You can make a pendulum clock by tying a weight to a piece of string. If the string is about 25cm (10 inches) long, the pendulum will swing back and forth roughly once each second. Shorter strings will swing faster and longer strings slower. The trouble with a clock like this is that the pendulum will keep stopping. Air resistance and friction will soon use up its energy and bring it to a halt. That's why pendulum clocks have springs in them. Once a day or so, you wind up a spring inside the clock to store up potential energy to keep the pendulum moving for the next 24 hours. As the spring uncoils, it powers the gears inside the clock. Through a see-saw mechanism called an escapement, the pendulum forces the gears to turn at a precise rate—and this is how the gears keep time. A pocket watch is obviously too small to have a pendulum inside it, so it uses a different mechanism. Instead of a pendulum, it has a balance wheel that turns first one way and then the other, controlled by a much smaller escapement than the one in a pendulum clock.
How quartz clocks work
Photo: Crystals of quartz. Photo by courtesy of US Geological Survey.
The trouble with pendulum clocks and ordinary watches is that you have to keep remembering to wind them. If you forget, they stop—and you have no idea what time it is. Another difficulty with pendulum clocks is that they depend on the force of gravity, which varies very slightly from place to place; that means a pendulum clock tells time differently at high altitudes from at sea level! Pendulums also change length as the temperature changes, expanding slightly on warm days and contracting on cold days, which makes them less accurate again.
Quartz watches solve all these problems. They are battery powered and, because they use so little electricity, the battery can often last several years before you need to replace it. They are also much more accurate than pendulum clocks. Quartz watches work in a very different way to pendulum clocks and ordinary watches. They still have gears inside them to count the seconds, minutes, and hours and sweep the hands around the clockface. But the gears are regulated by a tiny crystal of quartz instead of a swinging pendulum or a moving balance wheel. Gravity doesn't figure in the workings at all so a quartz clock tells the time just as well when you're climbing Mount Everest as it does when you're at sea.
Quartz sounds exotic—with a "q" and a "z," it's a great word to play in Scrabble—but it's actually one of the most common minerals on Earth.

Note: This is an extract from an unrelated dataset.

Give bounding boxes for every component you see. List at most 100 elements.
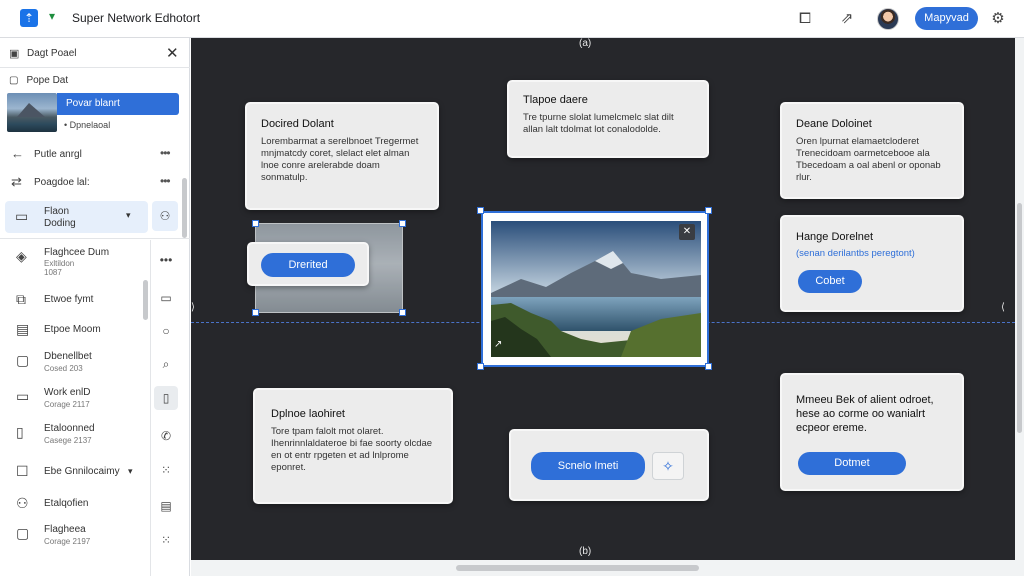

It's made from a chemical compound called silicon dioxide (silicon is also the stuff from which computer chips are made), and you can find it in sand and most types of rock. Perhaps the most interesting thing about quartz is that it's piezoelectric. That means if you squeeze a quartz crystal, it generates a tiny electric current. The opposite is also true: if you pass electricity through quartz, it vibrates at a precise frequency (it shakes an exact number of times each second).
Photo: The quartz oscillator from a watch. You can see how small it is by looking at the very last photo on this page. This is the part numbered "5" in that picture.
Inside a quartz clock or watch, the battery sends electricity to the quartz crystal through an electronic circuit. The quartz crystal oscillates (vibrates back and forth) at a precise frequency: exactly 32768 times each second. The circuit counts the number of vibrations and uses them to generate regular electric pulses, one per second. These pulses can either power an LCD display (showing the time numerically) or they can drive a small electric motor (a tiny stepping motor, in fact), turning gear wheels that spin the clock's second, minute, and hour hands.